In her letter, the mother describes her son as someone who works full-time but has not taken on any financial responsibilities at home. Despite an earlier agreement to cover his car insurance, he has not done so. The situation escalated when he moved his girlfriend and a dog into the family home without permission. The mother notes that her son has been dealing with issues of anxiety and depression, which he claims to manage with marijuana.

Attempts to discuss future plans or responsibilities with him result in heated arguments, often culminating in destructive behavior. “We could kick them out,” she writes, “but we’re afraid he’ll then move to a bad neighborhood.” This highlights a growing concern among parents about balancing support with the need for their children to become independent.

Abby responded by emphasizing the importance of setting boundaries.
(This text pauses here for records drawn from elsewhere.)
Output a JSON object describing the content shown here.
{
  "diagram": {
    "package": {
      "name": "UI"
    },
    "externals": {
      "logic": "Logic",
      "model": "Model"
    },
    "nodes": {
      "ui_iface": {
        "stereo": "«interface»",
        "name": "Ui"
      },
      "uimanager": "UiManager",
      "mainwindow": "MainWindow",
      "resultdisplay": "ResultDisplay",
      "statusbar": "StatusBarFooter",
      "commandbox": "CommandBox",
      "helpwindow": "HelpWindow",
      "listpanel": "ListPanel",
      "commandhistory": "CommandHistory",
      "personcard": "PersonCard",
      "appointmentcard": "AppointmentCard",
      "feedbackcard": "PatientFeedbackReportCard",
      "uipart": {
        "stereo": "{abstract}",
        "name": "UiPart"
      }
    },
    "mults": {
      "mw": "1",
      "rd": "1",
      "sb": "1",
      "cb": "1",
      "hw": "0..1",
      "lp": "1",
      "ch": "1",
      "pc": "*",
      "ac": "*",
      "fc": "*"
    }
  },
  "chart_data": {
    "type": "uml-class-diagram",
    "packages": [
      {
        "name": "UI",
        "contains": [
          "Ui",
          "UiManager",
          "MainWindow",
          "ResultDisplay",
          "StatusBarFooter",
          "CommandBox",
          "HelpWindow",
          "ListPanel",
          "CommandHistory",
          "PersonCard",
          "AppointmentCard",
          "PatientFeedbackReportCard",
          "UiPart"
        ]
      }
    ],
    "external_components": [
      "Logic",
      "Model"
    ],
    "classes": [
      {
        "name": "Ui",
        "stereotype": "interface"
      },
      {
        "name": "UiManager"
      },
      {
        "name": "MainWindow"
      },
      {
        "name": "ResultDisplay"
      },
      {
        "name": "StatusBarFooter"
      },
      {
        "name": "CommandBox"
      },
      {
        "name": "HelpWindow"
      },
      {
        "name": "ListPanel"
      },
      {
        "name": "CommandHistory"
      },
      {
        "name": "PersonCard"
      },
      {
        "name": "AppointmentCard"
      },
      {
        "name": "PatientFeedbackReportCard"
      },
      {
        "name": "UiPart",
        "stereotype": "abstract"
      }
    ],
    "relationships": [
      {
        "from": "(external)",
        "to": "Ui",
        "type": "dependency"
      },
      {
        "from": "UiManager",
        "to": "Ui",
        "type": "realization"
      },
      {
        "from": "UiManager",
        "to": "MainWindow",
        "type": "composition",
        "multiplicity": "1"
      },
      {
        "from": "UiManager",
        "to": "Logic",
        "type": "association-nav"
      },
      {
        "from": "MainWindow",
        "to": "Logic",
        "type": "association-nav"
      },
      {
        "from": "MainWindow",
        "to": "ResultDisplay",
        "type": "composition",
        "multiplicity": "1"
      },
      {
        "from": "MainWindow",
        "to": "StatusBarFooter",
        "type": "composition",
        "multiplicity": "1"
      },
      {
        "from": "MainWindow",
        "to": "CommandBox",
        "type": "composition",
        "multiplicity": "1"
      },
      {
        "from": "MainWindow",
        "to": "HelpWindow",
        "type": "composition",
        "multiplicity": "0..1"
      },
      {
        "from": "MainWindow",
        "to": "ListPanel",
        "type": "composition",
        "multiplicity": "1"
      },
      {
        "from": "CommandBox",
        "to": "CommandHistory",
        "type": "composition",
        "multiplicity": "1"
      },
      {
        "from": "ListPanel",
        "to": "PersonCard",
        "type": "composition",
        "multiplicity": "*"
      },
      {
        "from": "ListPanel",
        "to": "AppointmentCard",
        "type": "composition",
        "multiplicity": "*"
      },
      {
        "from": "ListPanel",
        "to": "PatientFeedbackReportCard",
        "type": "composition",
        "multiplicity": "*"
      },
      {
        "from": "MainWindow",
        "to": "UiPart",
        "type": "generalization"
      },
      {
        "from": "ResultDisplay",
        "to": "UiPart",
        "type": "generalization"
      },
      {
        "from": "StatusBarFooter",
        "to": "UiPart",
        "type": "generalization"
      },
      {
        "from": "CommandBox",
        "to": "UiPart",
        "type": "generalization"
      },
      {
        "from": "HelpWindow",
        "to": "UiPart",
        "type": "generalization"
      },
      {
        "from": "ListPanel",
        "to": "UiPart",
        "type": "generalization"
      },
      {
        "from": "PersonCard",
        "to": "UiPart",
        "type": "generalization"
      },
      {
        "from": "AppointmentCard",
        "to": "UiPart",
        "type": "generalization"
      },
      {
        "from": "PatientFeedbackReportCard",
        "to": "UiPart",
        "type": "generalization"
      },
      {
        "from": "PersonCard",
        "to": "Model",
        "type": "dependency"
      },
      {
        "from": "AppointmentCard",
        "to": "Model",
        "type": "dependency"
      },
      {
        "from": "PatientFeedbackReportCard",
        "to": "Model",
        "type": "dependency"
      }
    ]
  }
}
She suggested that the parents clearly communicate expectations regarding their son’s living situation. They should encourage him to use his earnings to save for an apartment, giving him a deadline to move out. Abby also pointed out that if the son reacts violently, such as by punching walls, they should not hesitate to seek assistance from law enforcement.

In another letter, a woman in her early 30s, identified as “Worried Millennial,” expressed her concerns about leading a child-free life. She believes that in the current climate—marked by rising costs, social injustices, and climate change—having children is irresponsible. Her worry centers on the fear of being alone and without care in old age.

Abby reassured her that having children as a form of security in old age is not a reliable plan. She encouraged the woman to focus on her financial future by consulting with legal and financial advisors to ensure she has adequate resources for her later years.

A third letter from “Still Waiting” in Pennsylvania raised a different issue regarding marital finances. The writer noted that despite both partners working, her husband retains the entirety of their tax refund, refusing to share any portion with her. Abby’s response highlighted the importance of communication and fairness in financial matters within a marriage. She characterized the husband’s behavior as selfish and controlling, suggesting that the writer should assert her right to a share of the refund.

These letters reflect broader societal issues regarding relationships, financial independence, and personal responsibilities among young adults. As parents navigate these challenges, the need for open communication and clear boundaries becomes essential in fostering a sense of responsibility in their adult children.